All estimations can be in hours, team-days, story-points or any other constant evaluation of size. The critical aspect is that it must be an arithmetical estimation of some kind. One of the problems when using EVM in Agile is that you have to compute an upfront quantification of the project range, something that some Agilists might be unwilling to define as they do not want to quantify a scope further than the first sprints in the scrum.

Among the advantages of Agile EVM is the aptitude to use the method on simple Agile projects under a short duration as well as on clambered Agile project. Earned Value and Planned Value calculations for individual groups can be joined for a brief overall depiction of the performance of the program against the strategy. The Agile EVM metrics are articulated the same way that traditional EVM metrics are articulated. So, a roll-up across hybrid programs that is a mix of traditional and Agile teams is also probable.

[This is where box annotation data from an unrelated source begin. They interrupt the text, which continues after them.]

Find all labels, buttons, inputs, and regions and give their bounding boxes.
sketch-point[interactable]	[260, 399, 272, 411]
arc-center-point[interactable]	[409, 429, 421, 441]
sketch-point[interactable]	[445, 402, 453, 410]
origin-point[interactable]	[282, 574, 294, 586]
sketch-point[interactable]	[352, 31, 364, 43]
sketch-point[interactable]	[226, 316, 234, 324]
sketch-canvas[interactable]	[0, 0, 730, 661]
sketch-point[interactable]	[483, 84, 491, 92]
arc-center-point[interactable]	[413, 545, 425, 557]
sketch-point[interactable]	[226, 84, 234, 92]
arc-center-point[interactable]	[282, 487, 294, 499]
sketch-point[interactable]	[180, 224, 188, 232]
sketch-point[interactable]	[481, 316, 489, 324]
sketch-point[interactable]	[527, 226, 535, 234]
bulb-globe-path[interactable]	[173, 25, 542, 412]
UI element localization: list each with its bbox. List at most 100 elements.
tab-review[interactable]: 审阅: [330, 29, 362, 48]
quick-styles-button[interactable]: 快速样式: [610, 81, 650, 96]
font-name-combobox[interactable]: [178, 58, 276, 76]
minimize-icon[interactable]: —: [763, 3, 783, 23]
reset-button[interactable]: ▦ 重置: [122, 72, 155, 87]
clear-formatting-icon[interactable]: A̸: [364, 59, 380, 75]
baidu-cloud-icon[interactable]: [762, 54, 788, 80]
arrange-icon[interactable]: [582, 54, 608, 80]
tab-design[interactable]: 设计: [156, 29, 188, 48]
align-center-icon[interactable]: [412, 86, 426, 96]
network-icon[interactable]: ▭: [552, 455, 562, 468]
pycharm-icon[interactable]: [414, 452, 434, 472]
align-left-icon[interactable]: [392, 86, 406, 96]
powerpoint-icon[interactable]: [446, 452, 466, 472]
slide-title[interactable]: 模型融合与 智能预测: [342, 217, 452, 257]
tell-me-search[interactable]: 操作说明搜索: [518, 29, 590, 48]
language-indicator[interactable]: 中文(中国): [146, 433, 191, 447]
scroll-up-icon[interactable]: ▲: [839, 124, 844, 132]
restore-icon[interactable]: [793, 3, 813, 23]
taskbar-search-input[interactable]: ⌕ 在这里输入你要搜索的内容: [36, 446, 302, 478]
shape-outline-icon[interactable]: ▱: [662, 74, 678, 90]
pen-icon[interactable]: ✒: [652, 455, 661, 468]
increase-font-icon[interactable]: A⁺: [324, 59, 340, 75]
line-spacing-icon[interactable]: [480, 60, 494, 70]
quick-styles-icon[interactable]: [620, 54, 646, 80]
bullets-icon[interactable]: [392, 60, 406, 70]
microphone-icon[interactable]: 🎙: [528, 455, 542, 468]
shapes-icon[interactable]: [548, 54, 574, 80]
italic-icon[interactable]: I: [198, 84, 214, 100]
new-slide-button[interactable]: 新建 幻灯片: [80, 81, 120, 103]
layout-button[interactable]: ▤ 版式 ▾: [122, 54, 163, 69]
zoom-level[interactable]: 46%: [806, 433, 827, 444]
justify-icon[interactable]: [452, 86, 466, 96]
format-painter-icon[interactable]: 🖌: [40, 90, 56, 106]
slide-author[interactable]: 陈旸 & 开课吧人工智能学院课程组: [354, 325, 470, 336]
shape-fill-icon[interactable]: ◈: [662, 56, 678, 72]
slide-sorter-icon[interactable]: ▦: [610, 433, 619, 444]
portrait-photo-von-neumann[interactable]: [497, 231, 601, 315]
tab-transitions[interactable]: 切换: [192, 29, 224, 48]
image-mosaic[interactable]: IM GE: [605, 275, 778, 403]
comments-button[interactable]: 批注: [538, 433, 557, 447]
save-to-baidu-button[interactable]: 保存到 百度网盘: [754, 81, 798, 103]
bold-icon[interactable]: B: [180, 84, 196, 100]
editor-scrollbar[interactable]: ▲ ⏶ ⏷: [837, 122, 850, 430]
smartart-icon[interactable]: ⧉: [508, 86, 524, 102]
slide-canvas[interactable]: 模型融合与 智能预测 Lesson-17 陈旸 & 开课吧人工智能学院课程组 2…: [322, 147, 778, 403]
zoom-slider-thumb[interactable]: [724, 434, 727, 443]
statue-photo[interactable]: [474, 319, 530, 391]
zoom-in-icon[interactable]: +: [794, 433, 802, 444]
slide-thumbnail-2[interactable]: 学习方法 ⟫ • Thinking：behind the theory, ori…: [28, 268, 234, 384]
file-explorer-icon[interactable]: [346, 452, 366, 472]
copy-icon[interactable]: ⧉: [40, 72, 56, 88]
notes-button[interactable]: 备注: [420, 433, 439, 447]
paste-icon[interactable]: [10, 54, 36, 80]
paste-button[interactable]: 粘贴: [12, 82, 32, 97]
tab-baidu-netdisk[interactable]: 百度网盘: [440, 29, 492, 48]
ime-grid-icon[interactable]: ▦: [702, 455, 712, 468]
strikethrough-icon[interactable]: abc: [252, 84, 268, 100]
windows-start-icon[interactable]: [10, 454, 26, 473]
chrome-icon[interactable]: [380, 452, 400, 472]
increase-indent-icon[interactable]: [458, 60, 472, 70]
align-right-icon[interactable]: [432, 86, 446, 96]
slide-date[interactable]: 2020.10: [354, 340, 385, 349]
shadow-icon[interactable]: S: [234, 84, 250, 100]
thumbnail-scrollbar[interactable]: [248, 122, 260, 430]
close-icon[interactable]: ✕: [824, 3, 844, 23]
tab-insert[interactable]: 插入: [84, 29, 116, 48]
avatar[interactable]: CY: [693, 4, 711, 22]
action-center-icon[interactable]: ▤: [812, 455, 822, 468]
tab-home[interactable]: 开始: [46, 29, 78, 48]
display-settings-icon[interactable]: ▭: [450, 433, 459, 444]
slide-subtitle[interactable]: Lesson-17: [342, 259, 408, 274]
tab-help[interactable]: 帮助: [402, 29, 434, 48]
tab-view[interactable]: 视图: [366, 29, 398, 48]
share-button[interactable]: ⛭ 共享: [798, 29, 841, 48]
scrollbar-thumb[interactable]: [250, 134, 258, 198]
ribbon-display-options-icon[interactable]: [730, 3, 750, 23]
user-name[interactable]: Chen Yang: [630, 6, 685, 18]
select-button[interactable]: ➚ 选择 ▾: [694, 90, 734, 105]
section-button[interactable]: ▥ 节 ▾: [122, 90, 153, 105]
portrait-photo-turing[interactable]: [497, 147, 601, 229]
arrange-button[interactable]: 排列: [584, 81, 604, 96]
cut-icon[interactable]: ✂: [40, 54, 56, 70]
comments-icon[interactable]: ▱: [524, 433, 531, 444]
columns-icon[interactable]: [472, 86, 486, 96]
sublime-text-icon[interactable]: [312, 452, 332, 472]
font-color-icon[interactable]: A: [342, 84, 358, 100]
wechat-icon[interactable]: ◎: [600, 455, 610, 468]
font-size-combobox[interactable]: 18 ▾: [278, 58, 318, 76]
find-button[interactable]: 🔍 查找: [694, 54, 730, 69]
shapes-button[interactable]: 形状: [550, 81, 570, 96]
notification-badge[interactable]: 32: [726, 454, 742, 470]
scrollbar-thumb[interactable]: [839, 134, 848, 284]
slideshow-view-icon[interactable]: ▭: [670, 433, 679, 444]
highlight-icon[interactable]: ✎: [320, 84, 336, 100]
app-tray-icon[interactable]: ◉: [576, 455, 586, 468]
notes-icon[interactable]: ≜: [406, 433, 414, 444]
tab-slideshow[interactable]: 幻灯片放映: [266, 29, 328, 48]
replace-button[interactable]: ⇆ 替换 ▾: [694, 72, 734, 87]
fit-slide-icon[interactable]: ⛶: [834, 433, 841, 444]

Agile methods do not describe how to achieve and trail costs to gauge probable return on investment statistics. Thus, the reiteration burn-down and burn-up plans as used in Scrum do not offer at a glance project cost statistic. Agile metrics neither offer estimations of cost after the proclamation nor cost metrics to funding the corporate when they deliberate making verdict like changing obligations in a proclamation. Agile EVM does offer this information and is hence an exceptional leeway to the information delivered by burndown charts.

Conclusion

This article offers great insights to project managers and other people that use earned value management. With this knowledge, they can understand further, improve, and measure the contemporary level of EVM exercise and its use baseline. Earned value management is applied in project management because it helps to diminish the risk of undertaking projects. EVM is used to respond to the necessity to achieve cost risk. EVM permits primary recognition of project hitches, allows the initial enactment of corrective action to diminish cost risk and allows senior management to look into the impending of the project to resolve whether they need to cut their losses sooner rather than later. An EVM system calculated with a complete understanding of the value of EVM would inevitably answer upper management’s cost and subsidy enquiries and permit project managers to take corrective actions at the initial probable moment.